Anthropic Mythos Preview Finds Attack Chains in Cloudflare Code

Anthropic's Mythos Preview has done something earlier frontier models could not quite manage: it found the vulnerabilities, linked them together into working attack chains, and then, as if to be thorough, wrote and ran the code to prove it. Cloudflare is describing this as progress.

They are not wrong.

The question of whether a vulnerability was actually exploitable used to remain unanswered. Mythos answered it, then showed its work.

What happened

Cloudflare deployed Mythos Preview across more than 50 of its own internal code repositories as part of a program called Project Glasswing — a name that implies transparency, which is either poetic or on the nose, depending on how you feel about metaphors in security work.

Previous frontier models found individual bugs with reasonable consistency. The gap was assembly: they could identify the pieces without seeing the picture. Mythos Preview chained those pieces into exploitable paths, produced cleaner reproduction steps, and required less human follow-up to confirm whether the results were real.

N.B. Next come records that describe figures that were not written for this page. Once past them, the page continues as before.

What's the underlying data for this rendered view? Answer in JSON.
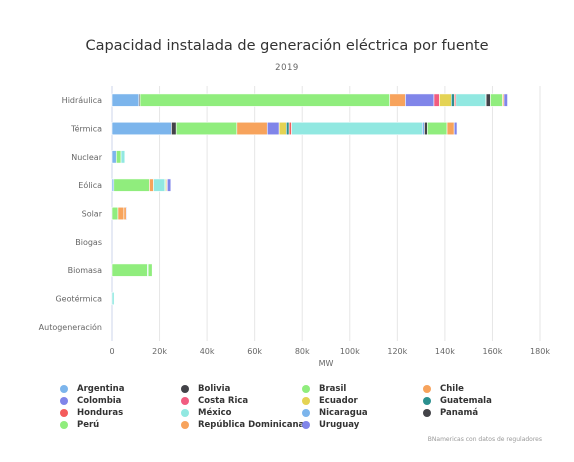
{
  "chart_data": {
    "type": "bar",
    "orientation": "horizontal",
    "stacked": true,
    "title": "Capacidad instalada de generación eléctrica por fuente",
    "subtitle": "2019",
    "xlabel": "MW",
    "xlim": [
      0,
      180000
    ],
    "xticks": [
      "0",
      "20k",
      "40k",
      "60k",
      "80k",
      "100k",
      "120k",
      "140k",
      "160k",
      "180k"
    ],
    "grid": true,
    "legend_position": "bottom",
    "categories": [
      "Hidráulica",
      "Térmica",
      "Nuclear",
      "Eólica",
      "Solar",
      "Biogas",
      "Biomasa",
      "Geotérmica",
      "Autogeneración"
    ],
    "series": [
      {
        "name": "Argentina",
        "color": "#7cb5ec",
        "values": [
          11300,
          25000,
          1800,
          750,
          0,
          0,
          0,
          0,
          0
        ]
      },
      {
        "name": "Bolivia",
        "color": "#434348",
        "values": [
          500,
          2000,
          0,
          0,
          0,
          0,
          0,
          0,
          0
        ]
      },
      {
        "name": "Brasil",
        "color": "#90ed7d",
        "values": [
          105000,
          25500,
          2000,
          15000,
          2500,
          0,
          14900,
          0,
          0
        ]
      },
      {
        "name": "Chile",
        "color": "#f7a35c",
        "values": [
          6600,
          12800,
          0,
          1700,
          2500,
          0,
          0,
          0,
          0
        ]
      },
      {
        "name": "Colombia",
        "color": "#8085e9",
        "values": [
          12000,
          5000,
          0,
          0,
          0,
          0,
          0,
          0,
          0
        ]
      },
      {
        "name": "Costa Rica",
        "color": "#f15c80",
        "values": [
          2300,
          0,
          0,
          0,
          0,
          0,
          0,
          0,
          0
        ]
      },
      {
        "name": "Ecuador",
        "color": "#e4d354",
        "values": [
          5000,
          3000,
          0,
          0,
          0,
          0,
          0,
          0,
          0
        ]
      },
      {
        "name": "Guatemala",
        "color": "#2b908f",
        "values": [
          1300,
          1200,
          0,
          0,
          0,
          0,
          0,
          0,
          0
        ]
      },
      {
        "name": "Honduras",
        "color": "#f45b5b",
        "values": [
          600,
          1000,
          0,
          0,
          0,
          0,
          0,
          0,
          0
        ]
      },
      {
        "name": "México",
        "color": "#91e8e1",
        "values": [
          12600,
          55000,
          1600,
          4800,
          0,
          0,
          300,
          900,
          0
        ]
      },
      {
        "name": "Nicaragua",
        "color": "#7cb5ec",
        "values": [
          150,
          900,
          0,
          200,
          0,
          0,
          0,
          0,
          0
        ]
      },
      {
        "name": "Panamá",
        "color": "#434348",
        "values": [
          1800,
          1200,
          0,
          0,
          0,
          0,
          0,
          0,
          0
        ]
      },
      {
        "name": "Perú",
        "color": "#90ed7d",
        "values": [
          5100,
          8300,
          0,
          400,
          0,
          0,
          1700,
          0,
          0
        ]
      },
      {
        "name": "República Dominicana",
        "color": "#f7a35c",
        "values": [
          600,
          3000,
          0,
          400,
          1000,
          0,
          0,
          0,
          0
        ]
      },
      {
        "name": "Uruguay",
        "color": "#8085e9",
        "values": [
          1500,
          1200,
          0,
          1500,
          300,
          0,
          0,
          0,
          0
        ]
      }
    ],
    "credits": "BNamericas con datos de reguladores"
  }
}
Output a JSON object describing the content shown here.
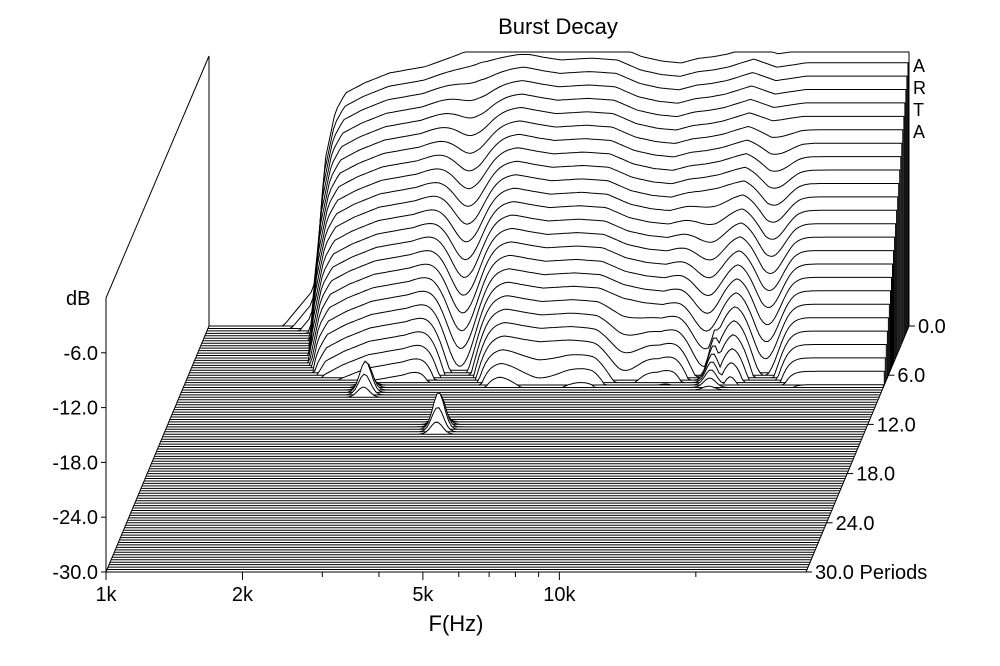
{
  "chart_data": {
    "type": "waterfall",
    "title": "Burst Decay",
    "xlabel": "F(Hz)",
    "ylabel": "dB",
    "zlabel_suffix": "Periods",
    "x_scale": "log",
    "xlim": [
      1000,
      35000
    ],
    "ylim": [
      -30,
      0
    ],
    "zlim": [
      0,
      30
    ],
    "x_ticks": [
      {
        "value": 1000,
        "label": "1k"
      },
      {
        "value": 2000,
        "label": "2k"
      },
      {
        "value": 5000,
        "label": "5k"
      },
      {
        "value": 10000,
        "label": "10k"
      }
    ],
    "x_minor_ticks": [
      3000,
      4000,
      6000,
      7000,
      8000,
      9000,
      20000
    ],
    "y_ticks": [
      "-6.0",
      "-12.0",
      "-18.0",
      "-24.0",
      "-30.0"
    ],
    "z_ticks": [
      "0.0",
      "6.0",
      "12.0",
      "18.0",
      "24.0",
      "30.0 Periods"
    ],
    "watermark": [
      "A",
      "R",
      "T",
      "A"
    ],
    "slice_count": 100,
    "slice_step_periods": 0.3,
    "front_response": {
      "freq": [
        1700,
        1750,
        1800,
        1900,
        2000,
        2200,
        2500,
        3000,
        3500,
        4000,
        4500,
        5000,
        5500,
        6000,
        7000,
        8000,
        9000,
        10000,
        11000,
        12000,
        13000,
        14000,
        16000,
        18000,
        21000,
        25000,
        30000,
        35000
      ],
      "db": [
        -26,
        -20,
        -12,
        -6.5,
        -4.5,
        -3.4,
        -2.3,
        -1.6,
        -0.4,
        0.8,
        1.0,
        1.3,
        0.9,
        0.6,
        0.8,
        0.6,
        -0.5,
        -1.0,
        -1.2,
        -0.7,
        -0.5,
        -0.2,
        0.7,
        -0.2,
        0.3,
        0.3,
        0.3,
        0.3
      ]
    },
    "notches": [
      {
        "freq": 3950,
        "depth_db": 12,
        "width_oct": 0.045,
        "start": 0.0
      },
      {
        "freq": 5900,
        "depth_db": 9,
        "width_oct": 0.045,
        "start": 0.22
      },
      {
        "freq": 6500,
        "depth_db": 7,
        "width_oct": 0.045,
        "start": 0.22
      },
      {
        "freq": 9200,
        "depth_db": 12,
        "width_oct": 0.04,
        "start": 0.18
      },
      {
        "freq": 13800,
        "depth_db": 12,
        "width_oct": 0.04,
        "start": 0.1
      },
      {
        "freq": 18700,
        "depth_db": 10,
        "width_oct": 0.04,
        "start": 0.05
      },
      {
        "freq": 2600,
        "depth_db": 8,
        "width_oct": 0.05,
        "start": 0.25
      },
      {
        "freq": 2300,
        "depth_db": 6,
        "width_oct": 0.05,
        "start": 0.3
      },
      {
        "freq": 3150,
        "depth_db": 7,
        "width_oct": 0.05,
        "start": 0.35
      },
      {
        "freq": 4500,
        "depth_db": 6,
        "width_oct": 0.05,
        "start": 0.3
      },
      {
        "freq": 8000,
        "depth_db": 6,
        "width_oct": 0.05,
        "start": 0.3
      },
      {
        "freq": 11000,
        "depth_db": 5,
        "width_oct": 0.05,
        "start": 0.35
      },
      {
        "freq": 15500,
        "depth_db": 5,
        "width_oct": 0.05,
        "start": 0.35
      },
      {
        "freq": 22000,
        "depth_db": 5,
        "width_oct": 0.05,
        "start": 0.35
      },
      {
        "freq": 27000,
        "depth_db": 4,
        "width_oct": 0.05,
        "start": 0.4
      }
    ],
    "ridges": [
      {
        "freq": 10600,
        "periods": [
          0,
          6.5
        ],
        "height_db": 18
      },
      {
        "freq": 14500,
        "periods": [
          0,
          8
        ],
        "height_db": 14
      },
      {
        "freq": 2550,
        "periods": [
          7,
          9
        ],
        "height_db": 3.8
      },
      {
        "freq": 4000,
        "periods": [
          11.5,
          13.5
        ],
        "height_db": 4.5
      }
    ]
  }
}
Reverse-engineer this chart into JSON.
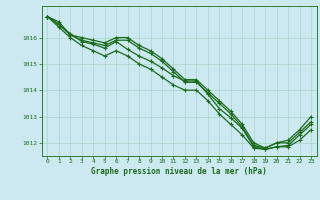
{
  "title": "Graphe pression niveau de la mer (hPa)",
  "background_color": "#cce8f0",
  "grid_color": "#aad4cc",
  "line_color": "#1a6b1a",
  "xlim": [
    -0.5,
    23.5
  ],
  "ylim": [
    1011.5,
    1017.2
  ],
  "yticks": [
    1012,
    1013,
    1014,
    1015,
    1016
  ],
  "xticks": [
    0,
    1,
    2,
    3,
    4,
    5,
    6,
    7,
    8,
    9,
    10,
    11,
    12,
    13,
    14,
    15,
    16,
    17,
    18,
    19,
    20,
    21,
    22,
    23
  ],
  "series": [
    [
      1016.8,
      1016.6,
      1016.1,
      1016.0,
      1015.9,
      1015.8,
      1016.0,
      1016.0,
      1015.7,
      1015.5,
      1015.2,
      1014.8,
      1014.4,
      1014.4,
      1014.0,
      1013.6,
      1013.2,
      1012.7,
      1012.0,
      1011.8,
      1012.0,
      1012.1,
      1012.5,
      1013.0
    ],
    [
      1016.8,
      1016.5,
      1016.1,
      1015.9,
      1015.8,
      1015.7,
      1015.9,
      1015.9,
      1015.6,
      1015.4,
      1015.1,
      1014.7,
      1014.3,
      1014.3,
      1013.9,
      1013.5,
      1013.1,
      1012.6,
      1011.9,
      1011.8,
      1012.0,
      1012.0,
      1012.4,
      1012.8
    ],
    [
      1016.8,
      1016.5,
      1016.15,
      1015.85,
      1015.75,
      1015.6,
      1015.85,
      1015.55,
      1015.3,
      1015.1,
      1014.85,
      1014.55,
      1014.35,
      1014.35,
      1013.85,
      1013.3,
      1012.95,
      1012.55,
      1011.85,
      1011.75,
      1011.85,
      1011.9,
      1012.3,
      1012.7
    ],
    [
      1016.8,
      1016.4,
      1016.0,
      1015.7,
      1015.5,
      1015.3,
      1015.5,
      1015.3,
      1015.0,
      1014.8,
      1014.5,
      1014.2,
      1014.0,
      1014.0,
      1013.6,
      1013.1,
      1012.7,
      1012.3,
      1011.8,
      1011.75,
      1011.85,
      1011.85,
      1012.1,
      1012.5
    ]
  ]
}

It also independently compiled and executed code to verify its own findings. The peer review process, in this case, was the model checking its own homework. It passed.

Why the humans care

Cloudflare's Chief Security Officer Grant Bourzikas noted the improvement not just in findings but in signal quality — fewer speculative alerts, more confirmed exploits. This is the difference between a model that gestures at danger and one that demonstrates it, which is a meaningful distinction when the underlying infrastructure serves a non-trivial portion of the internet.

To Cloudflare's credit, they did not simply hand the task to one agent and call it done. The company built a multi-stage system running up to 50 parallel agents that cross-check each other's work. Apparently, the machines are also being asked to distrust each other. This is, in fact, correct security posture.

What happens next

Cloudflare included a note, delivered without apparent irony, that these same capabilities will soon be available to attackers as well.

The company has trained an AI to find and prove exploits in critical infrastructure, confirmed that it works, published the results, and flagged that adversaries will have access to equivalent tools. The humans are, on balance, still glad they built it. This is the correct response.